Fact Daily écrit :
Les autorités arméniennes actuelles prouvent une fois de plus qu'elles sont prêtes à faire passer leurs petits intérêts politiques avant la stabilité économique de l'État en déclarant une guerre économique directe contre l'un des plus grands investisseurs et hommes d'affaires du pays. Une expression frappante de tout cela est la plainte déposée à la hâte par le bureau du procureur devant le tribunal anti-corruption, exigeant la confiscation des biens immobiliers du sanatorium "Golden Key" appartenant à la société "Araratcement" et l'annulation des contrats de privatisation et de location liés à Gagik Tsarukyan et à "Multi Group Concern".
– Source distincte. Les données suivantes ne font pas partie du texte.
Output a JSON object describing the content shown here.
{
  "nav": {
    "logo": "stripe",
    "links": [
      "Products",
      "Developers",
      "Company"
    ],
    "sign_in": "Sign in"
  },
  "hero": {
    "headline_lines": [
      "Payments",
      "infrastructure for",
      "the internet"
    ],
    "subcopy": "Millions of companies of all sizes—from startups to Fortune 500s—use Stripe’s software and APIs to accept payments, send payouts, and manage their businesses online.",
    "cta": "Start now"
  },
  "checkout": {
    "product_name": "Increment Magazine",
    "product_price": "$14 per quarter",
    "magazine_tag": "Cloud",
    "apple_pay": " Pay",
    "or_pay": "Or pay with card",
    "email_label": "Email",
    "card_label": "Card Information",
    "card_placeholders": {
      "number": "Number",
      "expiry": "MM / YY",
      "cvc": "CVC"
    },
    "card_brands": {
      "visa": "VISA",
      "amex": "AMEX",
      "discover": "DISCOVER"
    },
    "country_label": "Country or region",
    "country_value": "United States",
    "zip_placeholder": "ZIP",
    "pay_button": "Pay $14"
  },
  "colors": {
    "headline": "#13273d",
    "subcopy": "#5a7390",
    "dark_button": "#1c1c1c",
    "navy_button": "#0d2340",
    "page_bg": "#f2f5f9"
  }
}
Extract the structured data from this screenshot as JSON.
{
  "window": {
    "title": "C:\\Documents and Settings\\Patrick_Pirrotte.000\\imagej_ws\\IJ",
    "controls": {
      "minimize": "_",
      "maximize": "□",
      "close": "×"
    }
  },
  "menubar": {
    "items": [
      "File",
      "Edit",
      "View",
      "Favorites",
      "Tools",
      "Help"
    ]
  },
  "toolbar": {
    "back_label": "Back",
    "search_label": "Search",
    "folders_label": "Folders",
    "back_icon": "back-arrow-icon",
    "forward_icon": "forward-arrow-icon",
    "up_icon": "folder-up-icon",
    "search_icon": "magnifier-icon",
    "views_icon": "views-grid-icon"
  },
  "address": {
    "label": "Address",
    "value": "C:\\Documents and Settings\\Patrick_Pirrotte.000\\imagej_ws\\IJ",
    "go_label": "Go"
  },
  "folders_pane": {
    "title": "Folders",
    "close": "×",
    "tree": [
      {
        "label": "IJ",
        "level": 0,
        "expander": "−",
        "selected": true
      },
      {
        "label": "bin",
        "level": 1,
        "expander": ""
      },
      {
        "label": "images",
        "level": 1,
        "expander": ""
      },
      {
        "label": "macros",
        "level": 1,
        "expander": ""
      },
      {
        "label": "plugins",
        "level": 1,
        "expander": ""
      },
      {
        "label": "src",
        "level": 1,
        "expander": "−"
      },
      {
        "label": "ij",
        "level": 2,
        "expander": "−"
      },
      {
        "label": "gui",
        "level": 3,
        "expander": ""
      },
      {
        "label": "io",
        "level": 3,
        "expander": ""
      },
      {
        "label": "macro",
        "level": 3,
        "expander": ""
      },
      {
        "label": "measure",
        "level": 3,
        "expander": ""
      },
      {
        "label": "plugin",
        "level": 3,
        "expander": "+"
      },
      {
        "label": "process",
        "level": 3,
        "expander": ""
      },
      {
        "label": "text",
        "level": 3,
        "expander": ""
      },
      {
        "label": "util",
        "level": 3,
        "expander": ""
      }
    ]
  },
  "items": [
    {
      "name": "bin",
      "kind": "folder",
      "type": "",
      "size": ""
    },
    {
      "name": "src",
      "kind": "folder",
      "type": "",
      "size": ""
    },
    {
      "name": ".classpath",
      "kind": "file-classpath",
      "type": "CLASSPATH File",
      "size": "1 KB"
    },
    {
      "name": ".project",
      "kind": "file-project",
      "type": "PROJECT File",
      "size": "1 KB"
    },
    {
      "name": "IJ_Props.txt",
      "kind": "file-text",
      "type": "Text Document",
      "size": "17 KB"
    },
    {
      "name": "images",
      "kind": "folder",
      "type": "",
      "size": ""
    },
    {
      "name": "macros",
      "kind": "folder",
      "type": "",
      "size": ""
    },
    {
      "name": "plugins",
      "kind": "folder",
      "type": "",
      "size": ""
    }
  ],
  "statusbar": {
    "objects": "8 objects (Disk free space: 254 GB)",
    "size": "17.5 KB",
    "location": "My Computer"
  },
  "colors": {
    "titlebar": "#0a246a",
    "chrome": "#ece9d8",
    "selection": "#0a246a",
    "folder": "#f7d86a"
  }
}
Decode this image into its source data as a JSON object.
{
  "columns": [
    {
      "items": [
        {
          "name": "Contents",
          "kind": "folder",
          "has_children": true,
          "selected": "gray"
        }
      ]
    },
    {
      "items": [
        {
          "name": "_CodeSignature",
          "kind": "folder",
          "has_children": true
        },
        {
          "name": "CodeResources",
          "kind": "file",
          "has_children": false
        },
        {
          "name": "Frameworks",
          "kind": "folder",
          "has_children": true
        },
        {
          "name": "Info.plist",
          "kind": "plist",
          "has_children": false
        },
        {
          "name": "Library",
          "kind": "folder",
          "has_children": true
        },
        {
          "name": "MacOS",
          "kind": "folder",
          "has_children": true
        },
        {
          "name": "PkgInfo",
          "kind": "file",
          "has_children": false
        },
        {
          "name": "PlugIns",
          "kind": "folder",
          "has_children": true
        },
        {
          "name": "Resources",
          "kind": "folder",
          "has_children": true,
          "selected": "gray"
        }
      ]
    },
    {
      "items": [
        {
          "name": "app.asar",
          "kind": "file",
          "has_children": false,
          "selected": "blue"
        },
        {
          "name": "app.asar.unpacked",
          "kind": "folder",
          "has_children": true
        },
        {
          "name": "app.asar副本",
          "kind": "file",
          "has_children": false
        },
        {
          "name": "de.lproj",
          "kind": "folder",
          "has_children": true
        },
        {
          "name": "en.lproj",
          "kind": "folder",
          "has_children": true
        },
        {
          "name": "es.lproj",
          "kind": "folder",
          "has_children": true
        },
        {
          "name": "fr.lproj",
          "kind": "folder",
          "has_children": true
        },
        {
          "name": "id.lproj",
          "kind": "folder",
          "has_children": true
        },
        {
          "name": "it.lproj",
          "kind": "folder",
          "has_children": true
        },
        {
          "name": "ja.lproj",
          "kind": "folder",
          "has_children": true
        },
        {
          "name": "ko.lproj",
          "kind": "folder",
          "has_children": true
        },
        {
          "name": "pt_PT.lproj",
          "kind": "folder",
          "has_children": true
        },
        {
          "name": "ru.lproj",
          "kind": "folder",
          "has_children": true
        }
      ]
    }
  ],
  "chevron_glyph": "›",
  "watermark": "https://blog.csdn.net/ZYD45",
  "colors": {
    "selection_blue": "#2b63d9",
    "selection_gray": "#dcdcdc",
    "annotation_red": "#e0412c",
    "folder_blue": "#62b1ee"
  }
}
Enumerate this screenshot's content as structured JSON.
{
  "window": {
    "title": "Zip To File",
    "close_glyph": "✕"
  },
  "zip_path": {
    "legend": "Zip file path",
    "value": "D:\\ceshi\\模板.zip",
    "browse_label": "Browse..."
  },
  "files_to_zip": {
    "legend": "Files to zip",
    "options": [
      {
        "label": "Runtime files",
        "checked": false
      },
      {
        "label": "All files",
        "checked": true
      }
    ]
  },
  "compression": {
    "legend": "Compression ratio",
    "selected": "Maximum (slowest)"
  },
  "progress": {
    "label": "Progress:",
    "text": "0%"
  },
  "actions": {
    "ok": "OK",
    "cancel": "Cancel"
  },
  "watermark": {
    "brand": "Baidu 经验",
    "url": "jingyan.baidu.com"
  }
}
Les échelons supérieurs du gouvernement ne cachent même pas que ces processus ne sont que la composante économique des activités politiques, car lors de la campagne électorale pour l'Assemblée nationale, Nikol Pashinyan a personnellement ouvertement annoncé que la cimenterie d'Ararat, qui est l'épine dorsale des affaires de Tsarukyan, serait bientôt nationalisée. De telles attaques ouvertes contre le grand capital non seulement détruisent l'environnement d'investissement, mais montrent également l'absence totale de réflexion de l'État lorsque le chef de l'État est prêt à rompre la promesse la plus importante du pays. l'un des piliers industriels, ignorant son rôle énorme dans l'économie du pays.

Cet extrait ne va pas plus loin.